The counter affidavit by Pitt and his attorneys was likely an indication that they don’t agree with the new temporary custody agreement at all. Considering that the divorce is regulated by California State family law, it is highly unlikely that Angelina Jolie would be able to get complete sole custody of all six children.

In California, there are two types of custody whenever a dependent is involved, and they are physical and legal. Physical custody determines who the dependent will reside with, and legal custody determines who has the power to make decisions on behalf of them. It’s likely that Jolie is pursuing sole physical custody with joint legal custody as it’s unlikely that she would seek to shut Pitt out of the children’s lives entirely.

If Angelina Jolie has sole physical custody, she has the right to decide where the children will live and could even move them out of state or out of the country unless blocked by a court order. Because Pitt would be considered the noncustodial parent, his visits would be limited to what the courts approved.

Pitt’s counter-motion could be seen as a bid to prevent Angelina from moving somewhere that it would be difficult for him to see his children on a regular basis. It may also be a bargaining chip in what is sure to be a high-stakes fight over money and property, although that doesn’t seem consistent with Brad’s demeanor.

rad Pitt And Angelina Jolie Arrive In Japan with children in happier times before custody battle
[Image by Junko Kimura/Getty]

The counter-motion also serves as notification to Angelina Jolie and her lawyers that Brad has no intention of just rolling over when it comes to the divorce. He is apparently willing to fight for his family as much as he can so he could continue to be a father to son Maddox, 15; son Pax, 12; daughter Zahara, 11; daughter Shiloh, 10; and twins Knox and Vivienne, 8.
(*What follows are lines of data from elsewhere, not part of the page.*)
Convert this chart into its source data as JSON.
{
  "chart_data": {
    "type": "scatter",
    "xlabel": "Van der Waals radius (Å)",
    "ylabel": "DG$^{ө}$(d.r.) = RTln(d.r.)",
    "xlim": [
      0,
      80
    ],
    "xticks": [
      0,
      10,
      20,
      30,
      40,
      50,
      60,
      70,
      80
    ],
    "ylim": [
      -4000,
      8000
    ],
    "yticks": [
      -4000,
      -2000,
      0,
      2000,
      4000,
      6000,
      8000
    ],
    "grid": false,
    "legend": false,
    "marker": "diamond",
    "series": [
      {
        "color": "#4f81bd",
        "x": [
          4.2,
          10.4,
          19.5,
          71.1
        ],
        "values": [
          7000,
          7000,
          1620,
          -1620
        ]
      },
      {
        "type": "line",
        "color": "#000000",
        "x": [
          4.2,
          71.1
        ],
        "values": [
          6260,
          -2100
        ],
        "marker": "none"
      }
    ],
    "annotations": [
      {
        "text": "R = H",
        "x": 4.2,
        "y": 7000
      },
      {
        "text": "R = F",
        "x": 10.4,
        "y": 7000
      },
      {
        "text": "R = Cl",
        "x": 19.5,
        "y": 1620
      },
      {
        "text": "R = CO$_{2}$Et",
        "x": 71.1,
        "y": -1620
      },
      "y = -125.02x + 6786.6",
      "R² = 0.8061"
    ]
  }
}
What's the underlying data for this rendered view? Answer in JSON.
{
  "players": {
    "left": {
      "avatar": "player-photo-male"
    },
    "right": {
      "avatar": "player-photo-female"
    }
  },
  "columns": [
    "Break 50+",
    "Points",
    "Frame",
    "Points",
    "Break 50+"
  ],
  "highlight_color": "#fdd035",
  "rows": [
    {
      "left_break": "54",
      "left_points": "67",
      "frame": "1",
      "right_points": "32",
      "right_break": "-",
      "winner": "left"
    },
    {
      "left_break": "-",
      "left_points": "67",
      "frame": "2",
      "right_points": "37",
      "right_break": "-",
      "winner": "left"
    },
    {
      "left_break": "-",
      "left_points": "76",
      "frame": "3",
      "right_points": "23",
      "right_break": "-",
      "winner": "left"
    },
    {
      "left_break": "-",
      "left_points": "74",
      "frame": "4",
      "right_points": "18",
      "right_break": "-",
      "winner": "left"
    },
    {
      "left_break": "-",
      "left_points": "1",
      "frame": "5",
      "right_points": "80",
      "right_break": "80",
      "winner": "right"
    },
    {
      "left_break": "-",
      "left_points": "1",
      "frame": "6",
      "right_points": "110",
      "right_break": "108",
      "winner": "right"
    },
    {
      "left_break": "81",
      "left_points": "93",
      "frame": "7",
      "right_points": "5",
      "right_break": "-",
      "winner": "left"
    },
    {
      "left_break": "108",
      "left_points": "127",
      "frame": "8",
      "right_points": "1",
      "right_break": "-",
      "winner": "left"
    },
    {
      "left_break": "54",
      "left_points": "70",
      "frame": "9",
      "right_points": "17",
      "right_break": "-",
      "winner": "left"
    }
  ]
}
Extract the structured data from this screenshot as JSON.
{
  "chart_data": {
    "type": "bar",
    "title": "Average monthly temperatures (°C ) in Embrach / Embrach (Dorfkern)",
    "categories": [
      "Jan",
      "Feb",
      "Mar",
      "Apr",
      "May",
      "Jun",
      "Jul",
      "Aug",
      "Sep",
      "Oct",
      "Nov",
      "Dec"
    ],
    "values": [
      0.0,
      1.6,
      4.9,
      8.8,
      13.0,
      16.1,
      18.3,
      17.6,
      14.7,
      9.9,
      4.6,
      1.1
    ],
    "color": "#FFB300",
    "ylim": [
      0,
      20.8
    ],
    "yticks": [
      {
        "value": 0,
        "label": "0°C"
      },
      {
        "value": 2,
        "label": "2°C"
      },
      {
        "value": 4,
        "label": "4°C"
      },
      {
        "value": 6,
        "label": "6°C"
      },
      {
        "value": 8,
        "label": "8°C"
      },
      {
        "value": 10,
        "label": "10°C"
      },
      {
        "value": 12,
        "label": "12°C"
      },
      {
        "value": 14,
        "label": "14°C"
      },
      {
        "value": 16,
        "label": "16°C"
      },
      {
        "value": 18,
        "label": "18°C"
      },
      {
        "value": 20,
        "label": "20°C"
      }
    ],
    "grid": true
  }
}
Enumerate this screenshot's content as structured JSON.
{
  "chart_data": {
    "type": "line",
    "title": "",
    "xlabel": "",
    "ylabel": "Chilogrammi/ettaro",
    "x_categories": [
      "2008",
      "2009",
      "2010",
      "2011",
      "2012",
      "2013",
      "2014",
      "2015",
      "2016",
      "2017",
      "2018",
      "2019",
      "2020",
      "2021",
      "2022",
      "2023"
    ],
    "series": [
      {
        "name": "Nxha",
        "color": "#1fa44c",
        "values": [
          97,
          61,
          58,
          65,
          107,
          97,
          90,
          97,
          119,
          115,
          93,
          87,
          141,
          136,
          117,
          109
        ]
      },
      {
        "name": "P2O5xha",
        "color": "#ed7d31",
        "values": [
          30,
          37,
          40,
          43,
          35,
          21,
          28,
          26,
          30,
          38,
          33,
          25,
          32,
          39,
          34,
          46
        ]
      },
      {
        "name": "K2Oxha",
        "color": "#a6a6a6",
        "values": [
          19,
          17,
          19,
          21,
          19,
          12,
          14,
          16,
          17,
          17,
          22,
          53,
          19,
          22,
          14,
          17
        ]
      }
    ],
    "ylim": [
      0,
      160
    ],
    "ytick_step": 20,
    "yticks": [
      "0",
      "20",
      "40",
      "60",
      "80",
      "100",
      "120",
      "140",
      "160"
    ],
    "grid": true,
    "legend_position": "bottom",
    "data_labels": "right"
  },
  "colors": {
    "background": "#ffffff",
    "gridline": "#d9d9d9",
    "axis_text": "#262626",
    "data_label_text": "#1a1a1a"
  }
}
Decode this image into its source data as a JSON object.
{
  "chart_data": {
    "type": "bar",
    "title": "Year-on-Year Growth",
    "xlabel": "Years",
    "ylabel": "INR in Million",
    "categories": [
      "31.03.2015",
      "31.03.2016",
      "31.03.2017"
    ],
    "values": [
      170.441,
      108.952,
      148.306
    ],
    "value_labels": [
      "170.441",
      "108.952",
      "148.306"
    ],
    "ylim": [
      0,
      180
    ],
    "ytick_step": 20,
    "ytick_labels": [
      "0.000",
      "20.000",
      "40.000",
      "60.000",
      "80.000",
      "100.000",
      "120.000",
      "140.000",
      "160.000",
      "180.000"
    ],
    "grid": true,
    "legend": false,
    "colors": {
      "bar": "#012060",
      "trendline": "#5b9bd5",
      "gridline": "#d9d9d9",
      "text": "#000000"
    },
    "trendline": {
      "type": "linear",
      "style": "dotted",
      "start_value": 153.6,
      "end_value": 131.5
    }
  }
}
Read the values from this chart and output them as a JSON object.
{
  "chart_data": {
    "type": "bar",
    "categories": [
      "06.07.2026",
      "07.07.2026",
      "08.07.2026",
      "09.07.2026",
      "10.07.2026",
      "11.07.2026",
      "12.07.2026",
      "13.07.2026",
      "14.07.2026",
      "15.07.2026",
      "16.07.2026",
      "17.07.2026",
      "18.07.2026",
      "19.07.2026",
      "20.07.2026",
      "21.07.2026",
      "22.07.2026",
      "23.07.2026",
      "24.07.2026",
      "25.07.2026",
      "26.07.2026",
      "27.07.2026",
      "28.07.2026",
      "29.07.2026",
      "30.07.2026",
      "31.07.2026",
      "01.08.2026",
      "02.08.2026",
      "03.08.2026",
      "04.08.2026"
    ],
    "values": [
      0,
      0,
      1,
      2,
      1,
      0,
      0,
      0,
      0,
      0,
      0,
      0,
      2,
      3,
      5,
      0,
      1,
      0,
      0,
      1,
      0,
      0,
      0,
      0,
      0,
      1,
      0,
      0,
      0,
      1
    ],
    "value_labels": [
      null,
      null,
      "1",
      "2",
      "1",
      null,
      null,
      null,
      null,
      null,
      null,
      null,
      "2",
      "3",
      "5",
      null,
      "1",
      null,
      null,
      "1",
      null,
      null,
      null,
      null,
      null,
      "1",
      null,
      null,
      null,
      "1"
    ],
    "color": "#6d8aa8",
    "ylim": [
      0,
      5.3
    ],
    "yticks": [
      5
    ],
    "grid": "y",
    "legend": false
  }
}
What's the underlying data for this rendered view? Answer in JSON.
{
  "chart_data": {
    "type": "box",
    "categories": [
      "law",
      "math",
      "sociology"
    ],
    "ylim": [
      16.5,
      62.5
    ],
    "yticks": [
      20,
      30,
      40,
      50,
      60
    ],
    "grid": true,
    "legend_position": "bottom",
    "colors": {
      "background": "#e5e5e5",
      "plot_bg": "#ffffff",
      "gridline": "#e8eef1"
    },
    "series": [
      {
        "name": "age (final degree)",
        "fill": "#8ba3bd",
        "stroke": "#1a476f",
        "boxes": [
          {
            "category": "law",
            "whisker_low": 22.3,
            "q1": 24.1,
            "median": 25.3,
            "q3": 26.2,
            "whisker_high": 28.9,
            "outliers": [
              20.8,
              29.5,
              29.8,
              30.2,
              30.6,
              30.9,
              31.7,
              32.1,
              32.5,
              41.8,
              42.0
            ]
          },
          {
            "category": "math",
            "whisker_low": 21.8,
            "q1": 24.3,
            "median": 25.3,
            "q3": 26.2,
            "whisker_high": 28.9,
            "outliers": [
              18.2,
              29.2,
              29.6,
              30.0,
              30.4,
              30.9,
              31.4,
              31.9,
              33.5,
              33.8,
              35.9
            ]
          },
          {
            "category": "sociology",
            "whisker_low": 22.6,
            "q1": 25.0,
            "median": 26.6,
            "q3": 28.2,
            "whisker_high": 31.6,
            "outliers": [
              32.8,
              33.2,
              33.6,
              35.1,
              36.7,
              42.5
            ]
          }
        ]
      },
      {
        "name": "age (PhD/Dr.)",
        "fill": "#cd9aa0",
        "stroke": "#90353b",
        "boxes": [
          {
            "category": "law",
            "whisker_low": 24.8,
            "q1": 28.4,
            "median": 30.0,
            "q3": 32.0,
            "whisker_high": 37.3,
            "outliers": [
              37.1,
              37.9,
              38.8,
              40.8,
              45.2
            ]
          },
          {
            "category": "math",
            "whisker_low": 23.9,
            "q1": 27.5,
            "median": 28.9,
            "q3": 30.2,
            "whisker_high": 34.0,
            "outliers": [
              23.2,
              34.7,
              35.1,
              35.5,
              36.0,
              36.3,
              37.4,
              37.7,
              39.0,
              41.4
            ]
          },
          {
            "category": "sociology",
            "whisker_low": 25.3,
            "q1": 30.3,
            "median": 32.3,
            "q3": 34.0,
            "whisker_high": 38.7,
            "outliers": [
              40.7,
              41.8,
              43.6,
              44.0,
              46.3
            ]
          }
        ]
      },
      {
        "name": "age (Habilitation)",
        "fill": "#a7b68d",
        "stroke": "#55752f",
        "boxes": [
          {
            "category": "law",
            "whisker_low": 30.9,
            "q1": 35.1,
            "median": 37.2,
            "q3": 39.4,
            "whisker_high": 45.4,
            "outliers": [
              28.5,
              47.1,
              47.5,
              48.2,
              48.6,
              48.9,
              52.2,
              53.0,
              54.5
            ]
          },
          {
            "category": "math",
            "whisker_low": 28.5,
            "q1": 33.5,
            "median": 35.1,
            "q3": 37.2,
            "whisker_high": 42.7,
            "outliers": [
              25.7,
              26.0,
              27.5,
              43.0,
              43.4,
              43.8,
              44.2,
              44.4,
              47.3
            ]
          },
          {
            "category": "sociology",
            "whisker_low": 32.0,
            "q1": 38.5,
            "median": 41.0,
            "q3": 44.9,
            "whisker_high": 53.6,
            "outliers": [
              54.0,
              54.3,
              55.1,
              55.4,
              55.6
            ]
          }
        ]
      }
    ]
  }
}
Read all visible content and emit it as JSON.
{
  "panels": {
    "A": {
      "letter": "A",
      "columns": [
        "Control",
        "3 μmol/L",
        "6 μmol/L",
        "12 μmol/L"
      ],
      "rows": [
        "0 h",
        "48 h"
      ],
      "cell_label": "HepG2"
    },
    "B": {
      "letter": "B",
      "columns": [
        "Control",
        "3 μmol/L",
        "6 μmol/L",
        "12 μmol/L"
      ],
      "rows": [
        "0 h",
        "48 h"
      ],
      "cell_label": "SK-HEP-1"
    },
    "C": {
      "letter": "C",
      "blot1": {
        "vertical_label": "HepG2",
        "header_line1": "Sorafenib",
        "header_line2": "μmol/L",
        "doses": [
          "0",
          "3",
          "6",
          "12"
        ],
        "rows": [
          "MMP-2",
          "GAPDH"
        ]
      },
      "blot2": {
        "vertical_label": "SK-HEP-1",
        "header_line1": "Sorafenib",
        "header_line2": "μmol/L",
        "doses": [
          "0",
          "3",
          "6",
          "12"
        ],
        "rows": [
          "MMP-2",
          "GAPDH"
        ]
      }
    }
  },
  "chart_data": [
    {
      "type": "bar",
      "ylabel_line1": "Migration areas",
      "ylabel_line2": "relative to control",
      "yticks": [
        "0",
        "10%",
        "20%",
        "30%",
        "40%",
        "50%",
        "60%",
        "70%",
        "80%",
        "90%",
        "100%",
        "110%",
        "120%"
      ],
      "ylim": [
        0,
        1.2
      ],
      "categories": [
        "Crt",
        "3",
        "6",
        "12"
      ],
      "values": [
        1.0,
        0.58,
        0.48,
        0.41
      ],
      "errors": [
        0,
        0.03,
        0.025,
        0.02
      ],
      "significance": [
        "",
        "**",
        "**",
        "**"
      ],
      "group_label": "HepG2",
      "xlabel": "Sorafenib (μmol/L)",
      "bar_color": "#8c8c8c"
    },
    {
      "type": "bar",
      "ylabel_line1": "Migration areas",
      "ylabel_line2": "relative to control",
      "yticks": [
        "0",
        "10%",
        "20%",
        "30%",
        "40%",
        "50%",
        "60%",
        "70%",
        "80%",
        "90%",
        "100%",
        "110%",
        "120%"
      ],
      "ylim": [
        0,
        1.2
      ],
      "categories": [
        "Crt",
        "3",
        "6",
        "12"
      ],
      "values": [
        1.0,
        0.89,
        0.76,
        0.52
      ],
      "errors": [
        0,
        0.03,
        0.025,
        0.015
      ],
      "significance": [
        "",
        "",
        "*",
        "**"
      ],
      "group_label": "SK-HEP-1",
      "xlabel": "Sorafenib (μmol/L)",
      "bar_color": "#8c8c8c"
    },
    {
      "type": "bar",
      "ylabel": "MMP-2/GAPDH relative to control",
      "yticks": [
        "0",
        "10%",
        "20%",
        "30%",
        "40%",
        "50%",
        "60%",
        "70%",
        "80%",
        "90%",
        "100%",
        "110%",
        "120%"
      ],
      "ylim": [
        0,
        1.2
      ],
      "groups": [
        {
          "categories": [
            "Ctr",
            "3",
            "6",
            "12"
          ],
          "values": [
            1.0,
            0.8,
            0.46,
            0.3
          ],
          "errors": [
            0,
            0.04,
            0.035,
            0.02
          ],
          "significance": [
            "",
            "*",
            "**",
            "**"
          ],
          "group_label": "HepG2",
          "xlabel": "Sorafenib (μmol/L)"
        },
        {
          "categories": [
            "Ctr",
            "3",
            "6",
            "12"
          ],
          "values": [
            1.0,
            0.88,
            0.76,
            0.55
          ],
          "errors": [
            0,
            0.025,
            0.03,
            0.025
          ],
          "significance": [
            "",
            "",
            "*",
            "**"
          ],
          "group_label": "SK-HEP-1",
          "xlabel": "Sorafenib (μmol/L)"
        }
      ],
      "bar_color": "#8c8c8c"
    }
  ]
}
Where the custody will fall depends primarily on two things. First, the courts are going to look at what is best for the six children. Part of that will hang on whether or not Angelina Jolie can prove her initial concerns that Brad has substance abuse and anger issues. California Family Code 3041.5 dictates that if Pitt does have alcohol and marijuana dependency issues, then granting him joint custody would not be in the best interests of the children.

Secondly, in Maddox’s case, California Family Code 3042 states that the courts will give consideration to his wishes when it comes to custody. His testimony will also likely influence how the court will decide the rest of the children’s custody. It’s also possible, if unlikely, that the courts could issue separate custody orders for the children.